Review: Emily’s Ember from Seven Brides

Author: Jason Harris
March 6, 2016

Back in 2011, I reviewed Emily’s Ember and gave it a shrug. However, I’m returning today with a refined palette and second look at this locally made red ale.

Emily’s Ember is made from Seven Brides Brewing in Silverton, Oregon. The beer is a classic American red ale, which means it should have a higher degree of malt profile to compliment its hoppy boost. This is a lighter ale at 4.5% and only 35 IBUs and therefore should appeal to most beer lovers as it’s not too bitter.

How does it taste?

Emily’s Ember pours a deep reddish brown color and leaves a light head that quickly disappears.
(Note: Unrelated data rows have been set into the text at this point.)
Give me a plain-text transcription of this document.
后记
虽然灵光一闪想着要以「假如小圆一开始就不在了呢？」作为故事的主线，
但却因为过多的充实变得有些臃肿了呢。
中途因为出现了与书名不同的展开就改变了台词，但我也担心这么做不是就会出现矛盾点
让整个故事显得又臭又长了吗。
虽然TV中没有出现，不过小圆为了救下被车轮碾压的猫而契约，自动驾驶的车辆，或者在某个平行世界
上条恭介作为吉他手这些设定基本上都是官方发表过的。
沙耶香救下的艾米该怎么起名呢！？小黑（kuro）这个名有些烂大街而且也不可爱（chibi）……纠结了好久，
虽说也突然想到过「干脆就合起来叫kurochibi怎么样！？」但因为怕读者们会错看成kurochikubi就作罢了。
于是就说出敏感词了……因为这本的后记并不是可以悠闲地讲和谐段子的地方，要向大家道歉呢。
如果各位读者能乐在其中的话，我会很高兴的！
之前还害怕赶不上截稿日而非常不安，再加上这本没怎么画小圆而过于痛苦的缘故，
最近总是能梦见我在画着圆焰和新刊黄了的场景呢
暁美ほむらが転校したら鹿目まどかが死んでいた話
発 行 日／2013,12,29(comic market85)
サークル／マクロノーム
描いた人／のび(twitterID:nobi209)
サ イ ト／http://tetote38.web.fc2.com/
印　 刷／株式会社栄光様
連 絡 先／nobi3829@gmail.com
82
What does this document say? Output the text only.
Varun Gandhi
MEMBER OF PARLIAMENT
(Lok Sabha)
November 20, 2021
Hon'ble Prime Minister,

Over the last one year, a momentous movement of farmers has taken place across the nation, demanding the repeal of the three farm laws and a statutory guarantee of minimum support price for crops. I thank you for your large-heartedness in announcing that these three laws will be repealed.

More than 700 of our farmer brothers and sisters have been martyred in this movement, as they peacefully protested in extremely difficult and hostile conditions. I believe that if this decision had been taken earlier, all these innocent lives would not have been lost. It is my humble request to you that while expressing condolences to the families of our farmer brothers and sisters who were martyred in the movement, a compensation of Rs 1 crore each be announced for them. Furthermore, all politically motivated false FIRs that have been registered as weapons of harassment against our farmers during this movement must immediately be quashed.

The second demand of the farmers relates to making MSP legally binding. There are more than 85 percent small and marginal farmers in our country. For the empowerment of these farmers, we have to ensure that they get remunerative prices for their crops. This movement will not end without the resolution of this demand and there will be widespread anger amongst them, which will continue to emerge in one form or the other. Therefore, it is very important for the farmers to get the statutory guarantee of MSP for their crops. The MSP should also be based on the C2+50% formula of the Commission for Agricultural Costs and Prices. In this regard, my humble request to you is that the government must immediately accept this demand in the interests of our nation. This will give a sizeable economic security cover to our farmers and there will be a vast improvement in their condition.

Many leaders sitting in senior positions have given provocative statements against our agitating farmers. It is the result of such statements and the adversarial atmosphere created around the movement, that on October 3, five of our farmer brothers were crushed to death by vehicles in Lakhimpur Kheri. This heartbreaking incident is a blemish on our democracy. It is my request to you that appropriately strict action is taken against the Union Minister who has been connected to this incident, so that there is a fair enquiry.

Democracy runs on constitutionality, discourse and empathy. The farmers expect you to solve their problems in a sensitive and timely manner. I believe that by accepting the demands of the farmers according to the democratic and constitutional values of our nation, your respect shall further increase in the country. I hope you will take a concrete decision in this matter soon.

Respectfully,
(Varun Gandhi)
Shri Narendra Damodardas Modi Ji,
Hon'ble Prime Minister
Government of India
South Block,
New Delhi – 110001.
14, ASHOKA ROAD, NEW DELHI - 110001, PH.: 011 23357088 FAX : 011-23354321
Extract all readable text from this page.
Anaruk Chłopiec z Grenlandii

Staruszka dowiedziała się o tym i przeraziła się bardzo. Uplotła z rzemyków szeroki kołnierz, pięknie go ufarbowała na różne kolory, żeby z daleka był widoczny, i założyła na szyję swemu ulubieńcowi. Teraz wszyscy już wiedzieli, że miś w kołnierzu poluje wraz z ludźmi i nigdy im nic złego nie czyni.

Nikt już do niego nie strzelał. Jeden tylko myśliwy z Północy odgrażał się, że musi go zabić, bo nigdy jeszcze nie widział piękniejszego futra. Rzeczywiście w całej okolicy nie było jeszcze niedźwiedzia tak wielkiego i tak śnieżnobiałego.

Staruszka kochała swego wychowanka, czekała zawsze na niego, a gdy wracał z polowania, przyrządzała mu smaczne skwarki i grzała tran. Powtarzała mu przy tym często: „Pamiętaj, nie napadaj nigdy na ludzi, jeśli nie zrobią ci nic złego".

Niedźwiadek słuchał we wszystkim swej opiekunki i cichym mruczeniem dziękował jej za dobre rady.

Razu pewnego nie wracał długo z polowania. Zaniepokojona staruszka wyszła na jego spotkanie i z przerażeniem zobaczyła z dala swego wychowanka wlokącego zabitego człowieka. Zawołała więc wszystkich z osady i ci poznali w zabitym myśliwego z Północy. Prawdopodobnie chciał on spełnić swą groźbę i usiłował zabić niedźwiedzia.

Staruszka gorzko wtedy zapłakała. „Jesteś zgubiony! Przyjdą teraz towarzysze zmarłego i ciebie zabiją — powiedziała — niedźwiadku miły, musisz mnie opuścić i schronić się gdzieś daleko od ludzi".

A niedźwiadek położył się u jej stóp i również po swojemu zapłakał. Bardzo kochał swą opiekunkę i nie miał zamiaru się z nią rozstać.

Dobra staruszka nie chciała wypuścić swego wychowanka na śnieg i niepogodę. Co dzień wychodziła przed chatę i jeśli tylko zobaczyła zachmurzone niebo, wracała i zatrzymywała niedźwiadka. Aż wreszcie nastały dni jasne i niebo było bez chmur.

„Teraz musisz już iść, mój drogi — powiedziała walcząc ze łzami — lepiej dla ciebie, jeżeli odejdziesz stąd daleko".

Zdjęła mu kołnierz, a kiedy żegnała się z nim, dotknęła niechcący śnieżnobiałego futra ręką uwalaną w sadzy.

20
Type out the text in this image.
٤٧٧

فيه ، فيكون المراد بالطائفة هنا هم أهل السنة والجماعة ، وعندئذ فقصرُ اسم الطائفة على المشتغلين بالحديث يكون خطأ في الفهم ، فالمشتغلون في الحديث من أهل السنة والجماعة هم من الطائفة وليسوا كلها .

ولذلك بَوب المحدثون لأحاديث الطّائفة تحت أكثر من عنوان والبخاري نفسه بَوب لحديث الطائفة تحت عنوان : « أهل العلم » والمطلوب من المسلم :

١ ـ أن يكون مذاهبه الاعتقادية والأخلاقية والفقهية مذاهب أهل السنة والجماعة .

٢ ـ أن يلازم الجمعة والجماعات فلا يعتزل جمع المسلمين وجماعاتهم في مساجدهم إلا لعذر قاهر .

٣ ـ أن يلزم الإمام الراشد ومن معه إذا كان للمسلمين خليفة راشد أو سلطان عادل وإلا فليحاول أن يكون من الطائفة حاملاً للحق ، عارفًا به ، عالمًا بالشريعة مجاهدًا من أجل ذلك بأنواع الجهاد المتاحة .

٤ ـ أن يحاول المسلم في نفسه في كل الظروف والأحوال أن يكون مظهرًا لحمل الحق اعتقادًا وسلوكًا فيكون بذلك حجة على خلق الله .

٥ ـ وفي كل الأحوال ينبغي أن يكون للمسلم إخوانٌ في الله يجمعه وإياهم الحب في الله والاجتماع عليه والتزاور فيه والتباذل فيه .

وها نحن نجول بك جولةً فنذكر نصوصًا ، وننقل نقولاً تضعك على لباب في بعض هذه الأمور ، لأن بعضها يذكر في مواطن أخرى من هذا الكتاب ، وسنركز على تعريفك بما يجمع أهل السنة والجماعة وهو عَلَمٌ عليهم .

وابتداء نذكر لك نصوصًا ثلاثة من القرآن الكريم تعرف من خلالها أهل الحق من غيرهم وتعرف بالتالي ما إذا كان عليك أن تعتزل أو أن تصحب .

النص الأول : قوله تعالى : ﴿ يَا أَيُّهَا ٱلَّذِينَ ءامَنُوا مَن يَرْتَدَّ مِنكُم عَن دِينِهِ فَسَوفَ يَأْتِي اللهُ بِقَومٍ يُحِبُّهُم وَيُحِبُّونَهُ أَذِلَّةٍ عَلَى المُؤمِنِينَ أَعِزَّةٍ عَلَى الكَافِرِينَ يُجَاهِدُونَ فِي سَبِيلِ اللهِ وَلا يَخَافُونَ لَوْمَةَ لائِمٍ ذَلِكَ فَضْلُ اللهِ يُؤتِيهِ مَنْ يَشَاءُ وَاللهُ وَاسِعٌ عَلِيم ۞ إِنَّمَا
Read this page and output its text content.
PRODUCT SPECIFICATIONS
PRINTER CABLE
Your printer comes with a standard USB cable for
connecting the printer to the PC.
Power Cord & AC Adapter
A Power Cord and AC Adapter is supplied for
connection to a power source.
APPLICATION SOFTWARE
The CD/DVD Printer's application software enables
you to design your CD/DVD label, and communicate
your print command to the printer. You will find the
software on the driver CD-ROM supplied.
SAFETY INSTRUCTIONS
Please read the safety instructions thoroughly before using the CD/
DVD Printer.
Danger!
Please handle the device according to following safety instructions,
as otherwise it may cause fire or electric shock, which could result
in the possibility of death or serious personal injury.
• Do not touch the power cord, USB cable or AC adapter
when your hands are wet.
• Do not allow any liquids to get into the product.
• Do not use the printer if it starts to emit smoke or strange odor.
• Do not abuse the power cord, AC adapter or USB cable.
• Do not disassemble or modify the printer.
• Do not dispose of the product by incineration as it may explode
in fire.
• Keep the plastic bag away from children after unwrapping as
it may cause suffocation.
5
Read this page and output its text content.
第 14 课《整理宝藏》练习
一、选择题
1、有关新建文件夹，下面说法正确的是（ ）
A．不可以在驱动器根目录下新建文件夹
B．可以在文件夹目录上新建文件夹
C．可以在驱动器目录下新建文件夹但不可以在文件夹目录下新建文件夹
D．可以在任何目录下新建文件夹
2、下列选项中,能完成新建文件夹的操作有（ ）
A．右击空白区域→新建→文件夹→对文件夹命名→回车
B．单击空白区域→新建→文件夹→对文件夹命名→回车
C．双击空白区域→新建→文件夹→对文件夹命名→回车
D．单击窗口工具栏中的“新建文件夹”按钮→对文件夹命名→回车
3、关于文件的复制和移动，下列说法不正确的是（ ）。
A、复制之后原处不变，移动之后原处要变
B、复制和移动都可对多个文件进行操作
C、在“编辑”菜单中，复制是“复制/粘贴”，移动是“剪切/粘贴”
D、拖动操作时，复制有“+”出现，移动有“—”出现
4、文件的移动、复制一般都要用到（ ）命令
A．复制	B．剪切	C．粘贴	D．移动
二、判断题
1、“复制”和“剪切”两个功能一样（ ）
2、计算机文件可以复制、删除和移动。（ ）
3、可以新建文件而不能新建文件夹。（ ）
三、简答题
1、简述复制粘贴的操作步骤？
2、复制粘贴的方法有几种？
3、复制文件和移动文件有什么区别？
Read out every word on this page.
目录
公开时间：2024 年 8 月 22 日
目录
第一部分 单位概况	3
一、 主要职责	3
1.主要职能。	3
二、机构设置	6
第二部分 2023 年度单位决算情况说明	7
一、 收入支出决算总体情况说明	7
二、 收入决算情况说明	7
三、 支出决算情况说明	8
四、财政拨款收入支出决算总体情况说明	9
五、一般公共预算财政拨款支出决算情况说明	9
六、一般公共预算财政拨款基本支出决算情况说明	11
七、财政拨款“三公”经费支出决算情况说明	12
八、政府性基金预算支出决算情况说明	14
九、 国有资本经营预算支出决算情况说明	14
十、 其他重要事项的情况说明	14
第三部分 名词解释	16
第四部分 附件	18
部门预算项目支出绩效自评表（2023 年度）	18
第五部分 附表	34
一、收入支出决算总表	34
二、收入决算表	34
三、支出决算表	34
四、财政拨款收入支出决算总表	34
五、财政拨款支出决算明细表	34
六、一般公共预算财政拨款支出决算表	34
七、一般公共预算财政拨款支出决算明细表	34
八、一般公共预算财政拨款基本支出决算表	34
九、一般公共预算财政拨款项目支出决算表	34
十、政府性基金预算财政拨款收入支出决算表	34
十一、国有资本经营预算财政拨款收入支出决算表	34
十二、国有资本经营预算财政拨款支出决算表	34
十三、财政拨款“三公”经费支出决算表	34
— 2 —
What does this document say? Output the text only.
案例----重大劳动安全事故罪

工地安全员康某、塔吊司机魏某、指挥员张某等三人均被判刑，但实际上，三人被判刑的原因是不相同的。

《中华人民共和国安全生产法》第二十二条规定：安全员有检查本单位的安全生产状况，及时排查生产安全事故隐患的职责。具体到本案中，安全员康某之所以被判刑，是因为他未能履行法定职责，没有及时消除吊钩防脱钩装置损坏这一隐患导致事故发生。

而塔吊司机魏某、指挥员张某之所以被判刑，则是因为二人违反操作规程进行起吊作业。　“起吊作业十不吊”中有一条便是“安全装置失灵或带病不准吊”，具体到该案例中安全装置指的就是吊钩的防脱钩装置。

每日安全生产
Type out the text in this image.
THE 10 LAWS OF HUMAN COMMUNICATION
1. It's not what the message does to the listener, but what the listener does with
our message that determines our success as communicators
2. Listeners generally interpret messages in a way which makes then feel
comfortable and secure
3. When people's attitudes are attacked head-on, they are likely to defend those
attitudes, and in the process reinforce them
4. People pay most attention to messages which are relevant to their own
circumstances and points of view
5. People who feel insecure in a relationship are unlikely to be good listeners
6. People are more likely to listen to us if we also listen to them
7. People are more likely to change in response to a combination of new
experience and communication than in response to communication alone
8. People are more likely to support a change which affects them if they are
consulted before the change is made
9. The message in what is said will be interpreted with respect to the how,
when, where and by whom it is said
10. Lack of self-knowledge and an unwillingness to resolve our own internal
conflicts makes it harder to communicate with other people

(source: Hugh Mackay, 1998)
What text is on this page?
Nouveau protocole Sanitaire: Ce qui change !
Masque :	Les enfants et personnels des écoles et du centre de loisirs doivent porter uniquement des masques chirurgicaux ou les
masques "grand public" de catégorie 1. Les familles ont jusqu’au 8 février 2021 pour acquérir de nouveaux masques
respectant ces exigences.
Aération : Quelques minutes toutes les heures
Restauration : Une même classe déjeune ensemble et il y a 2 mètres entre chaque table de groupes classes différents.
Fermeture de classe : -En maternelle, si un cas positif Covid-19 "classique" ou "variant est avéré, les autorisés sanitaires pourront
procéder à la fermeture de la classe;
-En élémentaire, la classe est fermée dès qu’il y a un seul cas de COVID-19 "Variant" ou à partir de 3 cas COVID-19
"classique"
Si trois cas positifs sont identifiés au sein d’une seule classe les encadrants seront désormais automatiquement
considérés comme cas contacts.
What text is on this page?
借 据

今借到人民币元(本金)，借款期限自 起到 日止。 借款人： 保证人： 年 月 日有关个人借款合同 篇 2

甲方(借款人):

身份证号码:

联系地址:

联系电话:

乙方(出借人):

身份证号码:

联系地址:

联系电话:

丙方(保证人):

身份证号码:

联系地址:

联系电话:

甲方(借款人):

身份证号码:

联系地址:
It has a unique smell of caramel and nut tartness that makes you excited to take your first sip.

The taste is malty – with hints of nut and caramel. There’s a very dry taste to this ale as you pick up on the hint of hops and bitterness at the end of your sip.

Keep in mind though, this beer does not a strong taste, one way or the other. It’s a beer that will appeal to many because it’s not too hoppy and not too malty – just smooth all around.

Should I buy it?

Yes, you should absolutely try Emily’s Ember. It’s great for a pint if you can find it on tap.

Review: Seven Brides’ Emily’s Ember

Author: Jason Harris
May 23, 2010

For today’s brew from Seven Brides is Emily’s Ember.  Upon pouring this beer, it’s apparent this amber ale is rich in color.  I would almost call this beer a brown ale because of its deep color.

Through some serious malt action, Emily’s Ember has a very nutty taste that quickly exits your palette as the swig ends.  The caramel comes and goes quickly and you are left with a slightly malty after-taste.

I cannot compare the this amber ale to any other beer I’ve had.  There’s a nut brown ale that is very similar to me that I think is from Newcastle.

Honestly speaking, Emily’s Ember is a forgettable beer because is has no discernible qualities that make me remember it.  It comes and goes without giving me any memorable facets to get me to talk about it to those who ask.

If you’re into Newcastle, give Emily’s Ember a try.  Otherwise, this is likely one to skip.